Apache Corporation (NYSE, Nasdaq: APA) said on Thursday that multiple actions are being taken in response to the current oil price environment. The company reduced its 2020 capital investment plan to a range of $1.0 billion to $1.2 billion from a previous range of $1.6 billion to $1.9 billion.
Over the coming weeks, the company will reduce its Permian rig count to zero, limiting exposure to short-cycle oil projects. Activity reductions are also planned in Egypt and the North Sea.
In Suriname, upon the conclusion of operations at the Sapakara West-1 exploration well, the company will proceed, as planned, to a third exploration prospect. John J. Christmann IV, CEO and President of the company has said so far results from the Sapakara West-1 prospect are encouraging.
Apache said its board of directors has approved a reduction in the company’s quarterly dividend per share from $0.25 to $0.025, effective for all dividends payable after today, March 12, 2020. The company will use the $340 million of cash retained annually from the dividend reduction to further strengthen its financial position. Apache has ample liquidity through its $4 billion undrawn revolver and considerable flexibility to manage the $937 million of bonds maturing between February 2021 and January 2023.

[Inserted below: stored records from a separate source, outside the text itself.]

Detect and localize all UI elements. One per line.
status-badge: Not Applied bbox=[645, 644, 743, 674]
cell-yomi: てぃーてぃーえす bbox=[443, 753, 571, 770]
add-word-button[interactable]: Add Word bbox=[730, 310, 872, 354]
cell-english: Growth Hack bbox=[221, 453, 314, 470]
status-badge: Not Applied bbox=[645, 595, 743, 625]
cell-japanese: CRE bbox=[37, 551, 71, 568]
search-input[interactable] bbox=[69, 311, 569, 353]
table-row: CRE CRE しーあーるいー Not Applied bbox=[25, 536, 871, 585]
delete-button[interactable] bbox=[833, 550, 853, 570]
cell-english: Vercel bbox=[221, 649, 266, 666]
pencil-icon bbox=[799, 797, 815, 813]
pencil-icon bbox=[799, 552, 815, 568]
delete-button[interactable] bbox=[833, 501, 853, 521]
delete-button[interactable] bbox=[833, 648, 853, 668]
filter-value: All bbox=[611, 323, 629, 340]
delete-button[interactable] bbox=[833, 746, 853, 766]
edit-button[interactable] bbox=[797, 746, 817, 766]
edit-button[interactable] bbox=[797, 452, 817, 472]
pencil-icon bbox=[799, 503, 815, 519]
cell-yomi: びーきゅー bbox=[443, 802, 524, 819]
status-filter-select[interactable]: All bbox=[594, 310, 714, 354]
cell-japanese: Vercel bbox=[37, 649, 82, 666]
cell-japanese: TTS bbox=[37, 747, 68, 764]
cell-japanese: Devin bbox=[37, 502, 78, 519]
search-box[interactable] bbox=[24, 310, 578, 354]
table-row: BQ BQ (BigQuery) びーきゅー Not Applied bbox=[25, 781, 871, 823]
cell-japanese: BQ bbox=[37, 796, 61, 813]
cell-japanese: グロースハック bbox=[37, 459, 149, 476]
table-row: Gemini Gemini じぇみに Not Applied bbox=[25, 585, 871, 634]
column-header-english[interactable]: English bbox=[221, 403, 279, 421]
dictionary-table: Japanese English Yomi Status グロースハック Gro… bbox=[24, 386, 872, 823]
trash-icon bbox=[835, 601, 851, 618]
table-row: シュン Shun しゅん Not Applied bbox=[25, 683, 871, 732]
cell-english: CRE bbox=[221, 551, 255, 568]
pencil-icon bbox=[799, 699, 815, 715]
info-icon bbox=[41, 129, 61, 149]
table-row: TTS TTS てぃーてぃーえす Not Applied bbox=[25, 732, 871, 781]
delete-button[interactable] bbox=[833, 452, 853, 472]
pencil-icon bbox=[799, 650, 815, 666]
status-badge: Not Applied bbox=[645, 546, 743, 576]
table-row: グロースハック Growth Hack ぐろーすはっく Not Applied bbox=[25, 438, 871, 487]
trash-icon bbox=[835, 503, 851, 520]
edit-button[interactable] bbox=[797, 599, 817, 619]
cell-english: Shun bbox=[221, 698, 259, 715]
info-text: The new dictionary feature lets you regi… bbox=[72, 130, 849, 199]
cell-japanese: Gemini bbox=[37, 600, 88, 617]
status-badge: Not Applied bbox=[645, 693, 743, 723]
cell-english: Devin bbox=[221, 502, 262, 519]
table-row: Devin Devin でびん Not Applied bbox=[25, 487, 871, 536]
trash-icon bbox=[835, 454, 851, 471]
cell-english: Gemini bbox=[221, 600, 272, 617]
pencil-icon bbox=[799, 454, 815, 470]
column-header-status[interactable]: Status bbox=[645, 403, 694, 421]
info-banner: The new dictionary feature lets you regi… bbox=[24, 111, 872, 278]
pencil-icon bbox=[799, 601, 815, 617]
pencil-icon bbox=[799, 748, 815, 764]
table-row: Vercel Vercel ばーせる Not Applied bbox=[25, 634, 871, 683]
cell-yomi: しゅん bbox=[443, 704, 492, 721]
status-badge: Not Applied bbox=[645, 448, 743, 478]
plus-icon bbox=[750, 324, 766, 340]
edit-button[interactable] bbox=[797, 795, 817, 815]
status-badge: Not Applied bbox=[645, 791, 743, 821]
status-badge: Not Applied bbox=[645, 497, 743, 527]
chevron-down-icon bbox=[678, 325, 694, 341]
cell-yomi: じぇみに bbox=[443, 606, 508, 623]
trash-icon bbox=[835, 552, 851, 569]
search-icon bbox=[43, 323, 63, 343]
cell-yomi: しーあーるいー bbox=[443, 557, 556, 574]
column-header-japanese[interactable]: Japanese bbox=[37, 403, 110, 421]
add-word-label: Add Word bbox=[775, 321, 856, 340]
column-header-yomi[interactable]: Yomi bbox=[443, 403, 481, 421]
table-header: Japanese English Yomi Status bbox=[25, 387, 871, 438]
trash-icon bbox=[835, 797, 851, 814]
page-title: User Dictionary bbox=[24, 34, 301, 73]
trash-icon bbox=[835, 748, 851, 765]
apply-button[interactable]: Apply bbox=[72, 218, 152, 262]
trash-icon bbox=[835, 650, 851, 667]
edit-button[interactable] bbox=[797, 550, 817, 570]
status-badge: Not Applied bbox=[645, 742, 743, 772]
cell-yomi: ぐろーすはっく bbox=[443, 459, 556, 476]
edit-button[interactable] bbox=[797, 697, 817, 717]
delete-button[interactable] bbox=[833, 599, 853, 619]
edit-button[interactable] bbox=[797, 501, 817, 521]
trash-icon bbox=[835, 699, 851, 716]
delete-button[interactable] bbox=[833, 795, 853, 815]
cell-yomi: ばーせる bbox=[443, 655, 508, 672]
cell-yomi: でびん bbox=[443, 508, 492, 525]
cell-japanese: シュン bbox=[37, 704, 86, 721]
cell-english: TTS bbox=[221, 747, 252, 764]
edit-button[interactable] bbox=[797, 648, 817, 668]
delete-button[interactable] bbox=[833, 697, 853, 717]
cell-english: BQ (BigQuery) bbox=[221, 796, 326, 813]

“We are significantly reducing our planned rig count and well completions for the remainder of the year, and our capital spending plan will remain flexible based on market conditions,” said Christmann. “We are also further reducing operating and overhead costs as we continue to implement our corporate redesign program, which began in the fall of 2019. These decisive actions will benefit Apache as we navigate these challenging market conditions.”
On January 7 Apache announced that it had made a significant oil discovery at the Maka Central-1 well drilled offshore Suriname on Block 58. The well was drilled using the drillship Noble Sam Croft with Apache as operator holding a 50% working interest and Total holding a 50% working interest.